Thursday, February 5, 2015

The Last Airbender [2010]

[Cross-posted on the Bad Movie Night Facebook page.]


Due to a coming snowstorm and the fact that there was an actual curfew on when we could leave our houses, there was no Bad Movie Night two weeks ago. Last Monday we did manage to gather after plows had come by and decided that it was totally necessary to watch another M. Night Shyamalan ("After Earth" will probably be coming soon). This movie is based off of a well-loved and acclaimed television series so there's already a built in fanbase and its literally structured to make a trilogy of movies possible. So what went wrong? Shyamalan, of course. If he's incapable of breathing life into any of the characters and stories he creates himself, how could he possibly find the heart of something someone else made and present it to an audience that is fundamentally more apt to explain why it's good?

So I guess I should explain the plot even though why does it even matter, it's a Shyamalan movie, don't watch it. The world is divided up by the four elements and there are some people called benders who can control the element to which they are native to. The avatar is the one person who can bend all the elements and connect with the spirit world. Avatar goes missing, fire nation is evil and wants to rule the world so they try to, then a girl and her brother find the avatar frozen in a block of ice and get him out and now he needs to learn bending elements other than his native air so he can bring peace to the land. But he only learns water in this one because trilogy. There's more to it but whatever. Heroes run from villains. Get captured and escape. Repeat until final battle when good guys win even though the story's not over. 

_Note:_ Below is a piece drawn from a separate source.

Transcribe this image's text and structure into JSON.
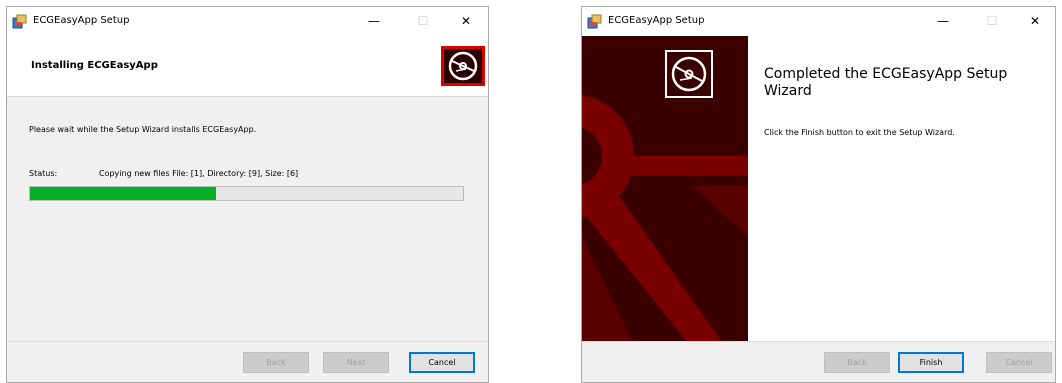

Aside from my explanation of why it sucks in the first paragraph there are the added facts that the dialogue doesn't sound like real human speech, characters constantly ask other characters to explain the plot, totally hilarious shouting while bending, bad child acting (and adult acting really), and a plot that pretty much clunks to conclusion. Luckily, it does not seem like there will be a sequel. 

Best Scene: Because the dialogue was bland but hammy it's hard for me to write any of it and do it justice. There is a scene however where Zuko and his uncle are talking about something and when the conversation ends, the camera zooms out to show that his uncle was getting a foot massage the entire time they were talking. We suspect this was the Shyamalanian twist.